3. Value Function Instability

Cause: The value network fails to accurately predict the expected returns, leading to poor advantage estimates. This can be due to a high learning rate for the value function, insufficient training, or an inadequate network architecture.
Symptoms: High or fluctuating value loss, oscillating policy performance.
Solutions:
- Tune Value Function Learning Rate: Often requires a separate, potentially higher, learning rate than the policy network.
- Increase Value Function Training Epochs: Train the value network for more steps on each data batch.
- Use Gradient Clipping for Value Loss: Prevent exploding gradients specifically in the value network.
- Check Value Network Architecture: Ensure it's appropriately sized relative to the policy network. Sometimes initializing it from the SFT model (minus the final layer) helps.
- Use Generalized Advantage Estimation (GAE): GAE often provides more stable advantage estimates than simpler methods. Tune the $\lambda$ parameter (typically 0.9-1.0).

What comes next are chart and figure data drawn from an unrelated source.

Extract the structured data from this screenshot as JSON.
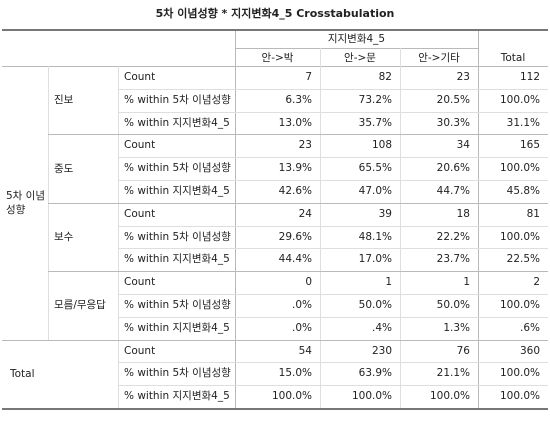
{
  "title": "5차 이념성향 * 지지변화4_5 Crosstabulation",
  "column_header": "지지변화4_5",
  "columns": [
    "안->박",
    "안->문",
    "안->기타",
    "Total"
  ],
  "row_header": "5차 이념성향",
  "groups": [
    {
      "label": "진보",
      "rows": [
        {
          "label": "Count",
          "values": [
            "7",
            "82",
            "23",
            "112"
          ]
        },
        {
          "label": "% within 5차 이념성향",
          "values": [
            "6.3%",
            "73.2%",
            "20.5%",
            "100.0%"
          ]
        },
        {
          "label": "% within 지지변화4_5",
          "values": [
            "13.0%",
            "35.7%",
            "30.3%",
            "31.1%"
          ]
        }
      ]
    },
    {
      "label": "중도",
      "rows": [
        {
          "label": "Count",
          "values": [
            "23",
            "108",
            "34",
            "165"
          ]
        },
        {
          "label": "% within 5차 이념성향",
          "values": [
            "13.9%",
            "65.5%",
            "20.6%",
            "100.0%"
          ]
        },
        {
          "label": "% within 지지변화4_5",
          "values": [
            "42.6%",
            "47.0%",
            "44.7%",
            "45.8%"
          ]
        }
      ]
    },
    {
      "label": "보수",
      "rows": [
        {
          "label": "Count",
          "values": [
            "24",
            "39",
            "18",
            "81"
          ]
        },
        {
          "label": "% within 5차 이념성향",
          "values": [
            "29.6%",
            "48.1%",
            "22.2%",
            "100.0%"
          ]
        },
        {
          "label": "% within 지지변화4_5",
          "values": [
            "44.4%",
            "17.0%",
            "23.7%",
            "22.5%"
          ]
        }
      ]
    },
    {
      "label": "모름/무응답",
      "rows": [
        {
          "label": "Count",
          "values": [
            "0",
            "1",
            "1",
            "2"
          ]
        },
        {
          "label": "% within 5차 이념성향",
          "values": [
            ".0%",
            "50.0%",
            "50.0%",
            "100.0%"
          ]
        },
        {
          "label": "% within 지지변화4_5",
          "values": [
            ".0%",
            ".4%",
            "1.3%",
            ".6%"
          ]
        }
      ]
    }
  ],
  "total": {
    "label": "Total",
    "rows": [
      {
        "label": "Count",
        "values": [
          "54",
          "230",
          "76",
          "360"
        ]
      },
      {
        "label": "% within 5차 이념성향",
        "values": [
          "15.0%",
          "63.9%",
          "21.1%",
          "100.0%"
        ]
      },
      {
        "label": "% within 지지변화4_5",
        "values": [
          "100.0%",
          "100.0%",
          "100.0%",
          "100.0%"
        ]
      }
    ]
  }
}
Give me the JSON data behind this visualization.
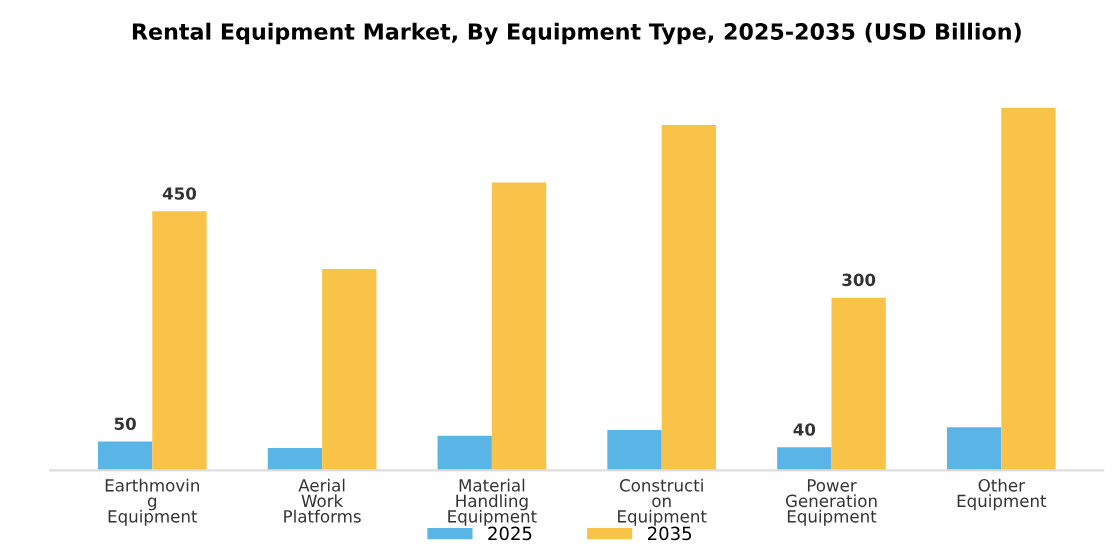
{
  "chart_data": {
    "type": "bar",
    "title": "Rental Equipment Market, By Equipment Type, 2025-2035 (USD Billion)",
    "categories": [
      "Earthmovin\ng\nEquipment",
      "Aerial\nWork\nPlatforms",
      "Material\nHandling\nEquipment",
      "Constructi\non\nEquipment",
      "Power\nGeneration\nEquipment",
      "Other\nEquipment"
    ],
    "series": [
      {
        "name": "2025",
        "color": "#5ab4e5",
        "values": [
          50,
          39,
          60,
          70,
          40,
          75
        ],
        "value_labels": [
          "50",
          null,
          null,
          null,
          "40",
          null
        ]
      },
      {
        "name": "2035",
        "color": "#f9c349",
        "values": [
          450,
          350,
          500,
          600,
          300,
          630
        ],
        "value_labels": [
          "450",
          null,
          null,
          null,
          "300",
          null
        ]
      }
    ],
    "legend": "bottom",
    "grid": false
  }
}
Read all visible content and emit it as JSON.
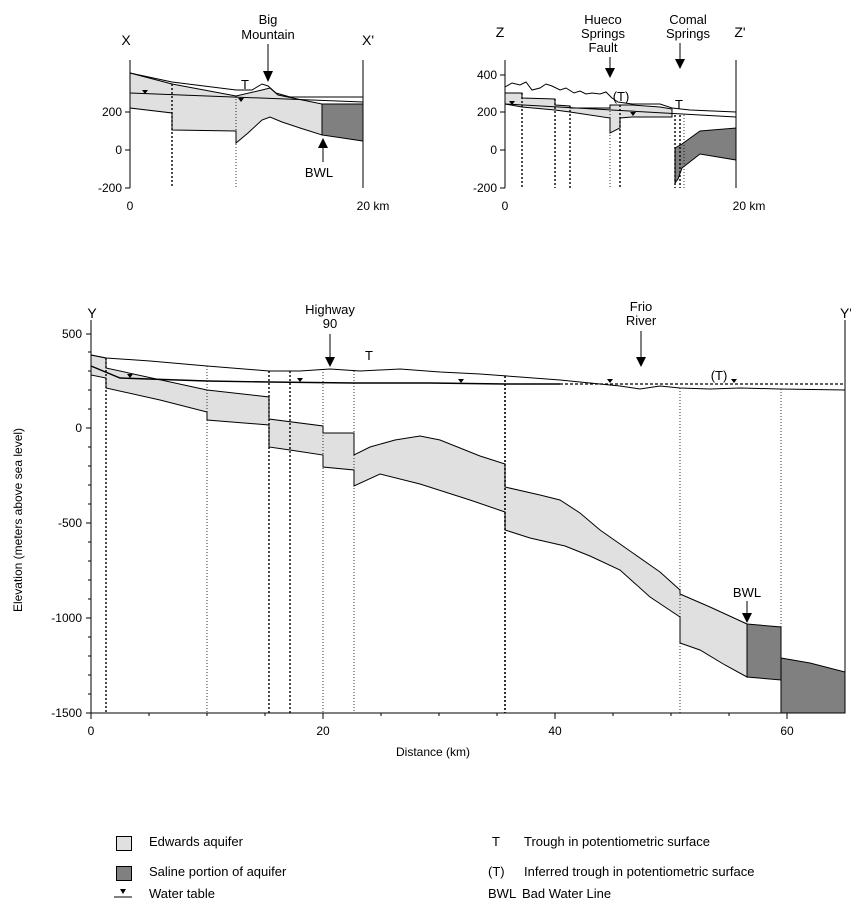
{
  "panels": {
    "top_left": {
      "left_label": "X",
      "right_label": "X'",
      "y_ticks": [
        "200",
        "0",
        "-200"
      ],
      "x_ticks": [
        "0",
        "20 km"
      ],
      "annotations": {
        "big_mountain": [
          "Big",
          "Mountain"
        ],
        "trough": "T",
        "bwl": "BWL"
      }
    },
    "top_right": {
      "left_label": "Z",
      "right_label": "Z'",
      "y_ticks": [
        "400",
        "200",
        "0",
        "-200"
      ],
      "x_ticks": [
        "0",
        "20 km"
      ],
      "annotations": {
        "hueco": [
          "Hueco",
          "Springs",
          "Fault"
        ],
        "inferred_trough": "(T)",
        "comal": [
          "Comal",
          "Springs"
        ],
        "trough": "T"
      }
    },
    "bottom": {
      "left_label": "Y",
      "right_label": "Y'",
      "y_ticks": [
        "500",
        "0",
        "-500",
        "-1000",
        "-1500"
      ],
      "x_ticks": [
        "0",
        "20",
        "40",
        "60"
      ],
      "y_axis_label": "Elevation  (meters above sea level)",
      "x_axis_label": "Distance   (km)",
      "annotations": {
        "highway": [
          "Highway",
          "90"
        ],
        "trough": "T",
        "frio": [
          "Frio",
          "River"
        ],
        "inferred_trough": "(T)",
        "bwl": "BWL"
      }
    }
  },
  "legend": {
    "edwards": "Edwards aquifer",
    "saline": "Saline portion of aquifer",
    "water_table": "Water table",
    "trough": "Trough in potentiometric surface",
    "trough_symbol": "T",
    "inferred": "Inferred trough in potentiometric surface",
    "inferred_symbol": "(T)",
    "bwl": "Bad Water Line",
    "bwl_symbol": "BWL"
  },
  "colors": {
    "edwards": "#e0e0e0",
    "saline": "#808080",
    "line": "#000000"
  }
}
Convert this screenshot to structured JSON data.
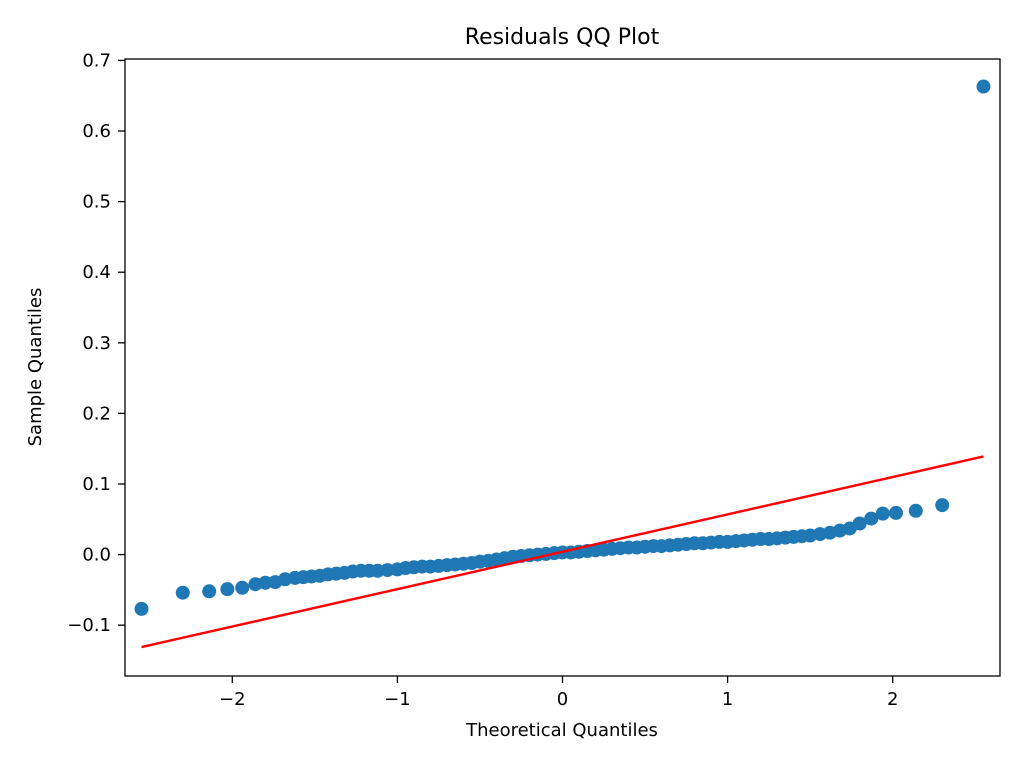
{
  "chart_data": {
    "type": "scatter",
    "title": "Residuals QQ Plot",
    "xlabel": "Theoretical Quantiles",
    "ylabel": "Sample Quantiles",
    "xlim": [
      -2.65,
      2.65
    ],
    "ylim": [
      -0.172,
      0.702
    ],
    "xticks": [
      {
        "value": -2,
        "label": "−2"
      },
      {
        "value": -1,
        "label": "−1"
      },
      {
        "value": 0,
        "label": "0"
      },
      {
        "value": 1,
        "label": "1"
      },
      {
        "value": 2,
        "label": "2"
      }
    ],
    "yticks": [
      {
        "value": -0.1,
        "label": "−0.1"
      },
      {
        "value": 0.0,
        "label": "0.0"
      },
      {
        "value": 0.1,
        "label": "0.1"
      },
      {
        "value": 0.2,
        "label": "0.2"
      },
      {
        "value": 0.3,
        "label": "0.3"
      },
      {
        "value": 0.4,
        "label": "0.4"
      },
      {
        "value": 0.5,
        "label": "0.5"
      },
      {
        "value": 0.6,
        "label": "0.6"
      },
      {
        "value": 0.7,
        "label": "0.7"
      }
    ],
    "grid": false,
    "point_color": "#1f77b4",
    "line_color": "#ff0000",
    "reference_line": {
      "x": [
        -2.55,
        2.55
      ],
      "y": [
        -0.131,
        0.139
      ]
    },
    "series": [
      {
        "name": "sample quantiles",
        "points": [
          [
            -2.55,
            -0.077
          ],
          [
            -2.3,
            -0.054
          ],
          [
            -2.14,
            -0.052
          ],
          [
            -2.03,
            -0.049
          ],
          [
            -1.94,
            -0.047
          ],
          [
            -1.86,
            -0.042
          ],
          [
            -1.8,
            -0.04
          ],
          [
            -1.74,
            -0.039
          ],
          [
            -1.68,
            -0.035
          ],
          [
            -1.62,
            -0.033
          ],
          [
            -1.57,
            -0.032
          ],
          [
            -1.52,
            -0.031
          ],
          [
            -1.47,
            -0.03
          ],
          [
            -1.42,
            -0.028
          ],
          [
            -1.37,
            -0.027
          ],
          [
            -1.32,
            -0.026
          ],
          [
            -1.27,
            -0.024
          ],
          [
            -1.22,
            -0.023
          ],
          [
            -1.17,
            -0.023
          ],
          [
            -1.12,
            -0.023
          ],
          [
            -1.06,
            -0.022
          ],
          [
            -1.0,
            -0.021
          ],
          [
            -0.95,
            -0.019
          ],
          [
            -0.9,
            -0.018
          ],
          [
            -0.85,
            -0.017
          ],
          [
            -0.8,
            -0.017
          ],
          [
            -0.75,
            -0.016
          ],
          [
            -0.7,
            -0.015
          ],
          [
            -0.65,
            -0.014
          ],
          [
            -0.6,
            -0.013
          ],
          [
            -0.55,
            -0.012
          ],
          [
            -0.5,
            -0.01
          ],
          [
            -0.45,
            -0.009
          ],
          [
            -0.4,
            -0.007
          ],
          [
            -0.35,
            -0.005
          ],
          [
            -0.3,
            -0.003
          ],
          [
            -0.25,
            -0.002
          ],
          [
            -0.2,
            -0.001
          ],
          [
            -0.15,
            0.0
          ],
          [
            -0.1,
            0.001
          ],
          [
            -0.05,
            0.002
          ],
          [
            0.0,
            0.003
          ],
          [
            0.05,
            0.003
          ],
          [
            0.1,
            0.004
          ],
          [
            0.15,
            0.005
          ],
          [
            0.2,
            0.006
          ],
          [
            0.25,
            0.007
          ],
          [
            0.3,
            0.008
          ],
          [
            0.35,
            0.009
          ],
          [
            0.4,
            0.01
          ],
          [
            0.45,
            0.01
          ],
          [
            0.5,
            0.011
          ],
          [
            0.55,
            0.012
          ],
          [
            0.6,
            0.012
          ],
          [
            0.65,
            0.013
          ],
          [
            0.7,
            0.014
          ],
          [
            0.75,
            0.015
          ],
          [
            0.8,
            0.016
          ],
          [
            0.85,
            0.016
          ],
          [
            0.9,
            0.017
          ],
          [
            0.95,
            0.018
          ],
          [
            1.0,
            0.018
          ],
          [
            1.05,
            0.019
          ],
          [
            1.1,
            0.02
          ],
          [
            1.15,
            0.021
          ],
          [
            1.2,
            0.022
          ],
          [
            1.25,
            0.022
          ],
          [
            1.3,
            0.023
          ],
          [
            1.35,
            0.024
          ],
          [
            1.4,
            0.025
          ],
          [
            1.45,
            0.026
          ],
          [
            1.5,
            0.027
          ],
          [
            1.56,
            0.029
          ],
          [
            1.62,
            0.031
          ],
          [
            1.68,
            0.034
          ],
          [
            1.74,
            0.037
          ],
          [
            1.8,
            0.044
          ],
          [
            1.87,
            0.051
          ],
          [
            1.94,
            0.058
          ],
          [
            2.02,
            0.059
          ],
          [
            2.14,
            0.062
          ],
          [
            2.3,
            0.07
          ],
          [
            2.55,
            0.663
          ]
        ]
      }
    ]
  }
}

4. Implementation and Configuration Errors

Cause: Bugs in the PPO logic (e.g., advantage calculation, KL estimation, gradient updates) or incorrect configuration (e.g., batch sizes, generation settings).
Symptoms: Unpredictable behavior, NaN values in losses, crashes, performance that doesn't match expectations based on similar setups.
Solutions:
- Leverage Established Libraries: Use well-tested libraries like Hugging Face's TRL whenever possible, as they handle many PPO intricacies.
- Code Review and Debugging: Carefully step through your implementation, especially the core PPO update loop, GAE calculation, and KL divergence estimation.
- Unit Tests: Implement tests for individual components of your PPO pipeline.
- Check Batching and Data Handling: Ensure data is correctly batched and processed for both policy and value updates. Pay attention to padding and masking.
- Verify Generation Parameters: Ensure temperature, top_k, top_p used during response generation for PPO training are reasonable and allow for sufficient exploration without producing overly random text.

Troubleshooting PPO often involves iterative experimentation. Change one thing at a time, monitor the effects closely, and leverage the diagnostic tools described above. While achieving stable PPO training for large models can be challenging, understanding these common failure modes and their solutions significantly increases your chances of success in aligning your LLM using RLHF.